How do you factorize $10{{x}^{2}}+3x-4$?

Answer 1

Hint: We will be using the method of factorization to factor the given quadratic equation. We have the middle term as 3x, so we need to find two numbers such that their sum is 3x and the product is -40. Once we get the numbers, we can easily take out the common factors and get the answer.

Complete step-by-step solution:
The given equation is $10{{x}^{2}}+3x-4$ which is a quadratic equation. if we compare the equation to standard quadratic equation $a{{x}^{2}}+bx+c$ then
$a=10,b=3$ and $c=-4$
To factor a quadratic equation we can find two numbers m and n such that the sum of m and n is equal to b and the product of m and n is $ac$. Then we can split $bx$ to $mx+nx$ then we can factor the equation easily.
In our case
$\begin{align}
  & ac=10\times (-4) \\
 & ac=-40 \\
\end{align}$
And $b=3$
So pair of 2 numbers whose product is -40 are (1,-40) , (2,-20) , (4,-10) , (5,-8), (8,-5),(10,-4),(20,-2) and (40,-1) .
But there is only one pair whose sum is 3 that is (8,-5)
We can spilt $3x$ to $8x-5x$
So $10{{x}^{2}}+3x-4=10{{x}^{2}}+8x-5x-4$
Taking 2x common in the first half of the equation and taking -1 common in the second half of the equation.
$\Rightarrow 10{{x}^{2}}+8x-5x-4=2x\left( 5x+4 \right)-1\left( 5x+4 \right)$
Taking $5x+4$ common
$\Rightarrow 2x\left( 5x+4 \right)-1\left( 5x+4 \right)=\left( 5x+4 \right)\left( 2x-1 \right)$
In this way we can factor a quadratic equation; another method is directly finding the roots of the equation.

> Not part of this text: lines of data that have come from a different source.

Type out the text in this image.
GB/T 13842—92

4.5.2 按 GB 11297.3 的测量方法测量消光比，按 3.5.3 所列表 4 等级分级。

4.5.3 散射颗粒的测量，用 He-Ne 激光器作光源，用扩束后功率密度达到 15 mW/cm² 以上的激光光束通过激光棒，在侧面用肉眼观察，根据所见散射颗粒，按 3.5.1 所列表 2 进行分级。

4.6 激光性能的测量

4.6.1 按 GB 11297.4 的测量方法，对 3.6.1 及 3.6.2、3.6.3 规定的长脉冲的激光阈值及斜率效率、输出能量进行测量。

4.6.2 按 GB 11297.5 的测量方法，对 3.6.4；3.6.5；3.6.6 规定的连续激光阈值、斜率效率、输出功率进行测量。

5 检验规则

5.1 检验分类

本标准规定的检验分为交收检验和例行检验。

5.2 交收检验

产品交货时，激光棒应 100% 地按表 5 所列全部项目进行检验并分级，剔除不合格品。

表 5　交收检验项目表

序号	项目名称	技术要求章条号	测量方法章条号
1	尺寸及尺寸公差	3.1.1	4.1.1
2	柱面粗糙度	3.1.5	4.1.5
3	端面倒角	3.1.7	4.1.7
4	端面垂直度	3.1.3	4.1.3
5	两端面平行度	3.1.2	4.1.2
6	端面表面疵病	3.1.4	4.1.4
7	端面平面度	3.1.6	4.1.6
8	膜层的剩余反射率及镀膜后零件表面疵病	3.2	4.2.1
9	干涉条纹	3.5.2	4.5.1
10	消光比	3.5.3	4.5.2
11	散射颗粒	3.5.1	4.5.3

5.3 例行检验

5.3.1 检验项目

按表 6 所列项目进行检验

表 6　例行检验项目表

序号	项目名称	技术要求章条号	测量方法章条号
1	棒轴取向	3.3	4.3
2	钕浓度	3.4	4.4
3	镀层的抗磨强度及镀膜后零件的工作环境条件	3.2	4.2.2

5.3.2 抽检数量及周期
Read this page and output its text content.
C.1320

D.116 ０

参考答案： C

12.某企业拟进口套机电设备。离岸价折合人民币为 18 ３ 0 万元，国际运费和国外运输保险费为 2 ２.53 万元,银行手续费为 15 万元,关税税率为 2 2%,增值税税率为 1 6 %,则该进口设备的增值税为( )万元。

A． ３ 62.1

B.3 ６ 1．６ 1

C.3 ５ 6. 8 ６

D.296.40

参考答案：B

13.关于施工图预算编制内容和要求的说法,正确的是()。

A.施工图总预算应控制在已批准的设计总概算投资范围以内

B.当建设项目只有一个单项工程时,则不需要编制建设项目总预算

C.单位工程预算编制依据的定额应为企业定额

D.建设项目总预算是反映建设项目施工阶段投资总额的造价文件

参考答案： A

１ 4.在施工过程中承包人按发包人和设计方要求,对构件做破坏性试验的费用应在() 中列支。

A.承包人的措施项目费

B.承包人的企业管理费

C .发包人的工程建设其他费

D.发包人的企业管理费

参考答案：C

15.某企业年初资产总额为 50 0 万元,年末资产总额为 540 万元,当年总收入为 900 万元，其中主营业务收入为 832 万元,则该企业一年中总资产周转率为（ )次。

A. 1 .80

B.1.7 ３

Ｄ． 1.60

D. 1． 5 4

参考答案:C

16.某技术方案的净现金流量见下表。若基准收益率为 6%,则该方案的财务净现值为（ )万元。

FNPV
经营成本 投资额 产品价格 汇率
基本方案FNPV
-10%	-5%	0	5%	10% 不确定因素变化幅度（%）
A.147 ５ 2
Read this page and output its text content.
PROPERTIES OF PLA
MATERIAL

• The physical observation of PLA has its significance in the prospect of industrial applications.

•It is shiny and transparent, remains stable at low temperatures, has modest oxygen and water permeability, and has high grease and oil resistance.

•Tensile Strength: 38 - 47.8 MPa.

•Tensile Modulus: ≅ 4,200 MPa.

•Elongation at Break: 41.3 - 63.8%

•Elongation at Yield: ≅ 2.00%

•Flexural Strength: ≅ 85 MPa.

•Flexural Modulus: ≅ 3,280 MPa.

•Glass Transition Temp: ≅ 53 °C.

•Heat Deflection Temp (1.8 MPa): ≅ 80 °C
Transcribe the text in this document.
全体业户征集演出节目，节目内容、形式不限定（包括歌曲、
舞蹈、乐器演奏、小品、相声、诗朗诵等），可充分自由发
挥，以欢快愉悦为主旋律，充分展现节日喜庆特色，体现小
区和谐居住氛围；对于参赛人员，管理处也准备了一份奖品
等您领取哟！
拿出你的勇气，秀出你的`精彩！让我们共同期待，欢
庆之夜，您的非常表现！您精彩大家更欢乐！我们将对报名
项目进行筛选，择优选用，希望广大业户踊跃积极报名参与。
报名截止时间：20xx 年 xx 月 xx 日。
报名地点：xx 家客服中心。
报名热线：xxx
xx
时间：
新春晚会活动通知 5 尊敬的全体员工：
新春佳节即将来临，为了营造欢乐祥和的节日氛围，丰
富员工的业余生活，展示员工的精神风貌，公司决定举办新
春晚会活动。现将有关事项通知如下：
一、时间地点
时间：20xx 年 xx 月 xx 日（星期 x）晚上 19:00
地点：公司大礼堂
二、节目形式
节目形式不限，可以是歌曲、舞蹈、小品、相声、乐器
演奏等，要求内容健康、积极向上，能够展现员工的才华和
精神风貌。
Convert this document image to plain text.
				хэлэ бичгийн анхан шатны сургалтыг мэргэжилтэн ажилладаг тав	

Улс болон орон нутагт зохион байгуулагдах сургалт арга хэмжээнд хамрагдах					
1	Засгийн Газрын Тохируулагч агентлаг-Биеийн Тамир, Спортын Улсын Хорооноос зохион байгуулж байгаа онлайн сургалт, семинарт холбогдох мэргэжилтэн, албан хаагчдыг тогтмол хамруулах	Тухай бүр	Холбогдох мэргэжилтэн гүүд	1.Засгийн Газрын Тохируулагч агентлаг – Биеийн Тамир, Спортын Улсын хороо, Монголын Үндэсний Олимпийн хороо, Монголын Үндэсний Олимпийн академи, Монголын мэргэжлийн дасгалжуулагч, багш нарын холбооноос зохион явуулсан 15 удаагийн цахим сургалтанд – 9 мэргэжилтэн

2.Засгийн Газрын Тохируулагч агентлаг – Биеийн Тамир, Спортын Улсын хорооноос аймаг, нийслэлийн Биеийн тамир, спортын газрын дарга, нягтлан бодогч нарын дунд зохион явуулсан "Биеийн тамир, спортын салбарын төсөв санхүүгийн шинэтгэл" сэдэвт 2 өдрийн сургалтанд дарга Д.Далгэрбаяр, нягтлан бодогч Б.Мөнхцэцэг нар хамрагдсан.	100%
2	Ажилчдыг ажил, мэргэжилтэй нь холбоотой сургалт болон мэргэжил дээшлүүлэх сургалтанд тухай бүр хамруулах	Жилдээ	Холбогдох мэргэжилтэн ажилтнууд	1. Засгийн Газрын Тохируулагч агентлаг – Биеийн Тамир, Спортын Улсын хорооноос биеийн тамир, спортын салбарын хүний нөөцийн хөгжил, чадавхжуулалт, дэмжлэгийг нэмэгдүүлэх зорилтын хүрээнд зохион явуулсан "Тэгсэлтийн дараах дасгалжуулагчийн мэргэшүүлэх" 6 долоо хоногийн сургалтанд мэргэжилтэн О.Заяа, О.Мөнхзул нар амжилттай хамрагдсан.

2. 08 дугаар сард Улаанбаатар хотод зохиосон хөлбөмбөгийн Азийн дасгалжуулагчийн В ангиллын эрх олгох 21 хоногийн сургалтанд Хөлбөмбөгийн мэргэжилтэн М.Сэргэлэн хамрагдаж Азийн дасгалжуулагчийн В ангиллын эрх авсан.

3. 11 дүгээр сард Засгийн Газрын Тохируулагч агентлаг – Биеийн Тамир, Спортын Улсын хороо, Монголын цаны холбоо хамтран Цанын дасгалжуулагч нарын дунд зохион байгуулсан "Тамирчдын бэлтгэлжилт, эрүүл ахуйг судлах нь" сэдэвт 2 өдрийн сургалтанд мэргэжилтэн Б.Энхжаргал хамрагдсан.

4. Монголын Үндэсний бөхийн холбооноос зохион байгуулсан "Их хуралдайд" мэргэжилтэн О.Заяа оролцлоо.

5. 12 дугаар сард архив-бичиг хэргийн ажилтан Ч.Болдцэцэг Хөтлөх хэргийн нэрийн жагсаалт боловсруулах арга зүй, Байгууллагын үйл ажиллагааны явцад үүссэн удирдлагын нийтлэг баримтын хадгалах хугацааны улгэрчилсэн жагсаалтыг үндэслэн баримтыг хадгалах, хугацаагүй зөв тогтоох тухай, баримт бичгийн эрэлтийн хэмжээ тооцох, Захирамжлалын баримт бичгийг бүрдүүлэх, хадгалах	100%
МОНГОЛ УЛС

Note: While factoring a quadratic equation spilt the $bx$ term in such a way that the product of the coefficient of x is equal to $ac$ (product of the coefficient of ${{x}^{2}}$ and constant term). Sometimes we can’t spilt $bx$ because the roots may come as irrational.in that case we have to first find the roots of equation then we can write $a{{x}^{2}}+bx+c=a\left( x-\alpha \right)\left( x-\beta \right)$ where $\alpha $ and $\beta $ are roots of the equation. Be careful while choosing the sign of the pair 5 and 8. We require the sum to be positive, so 8 must-have positive signs, and 5 must have negative signs.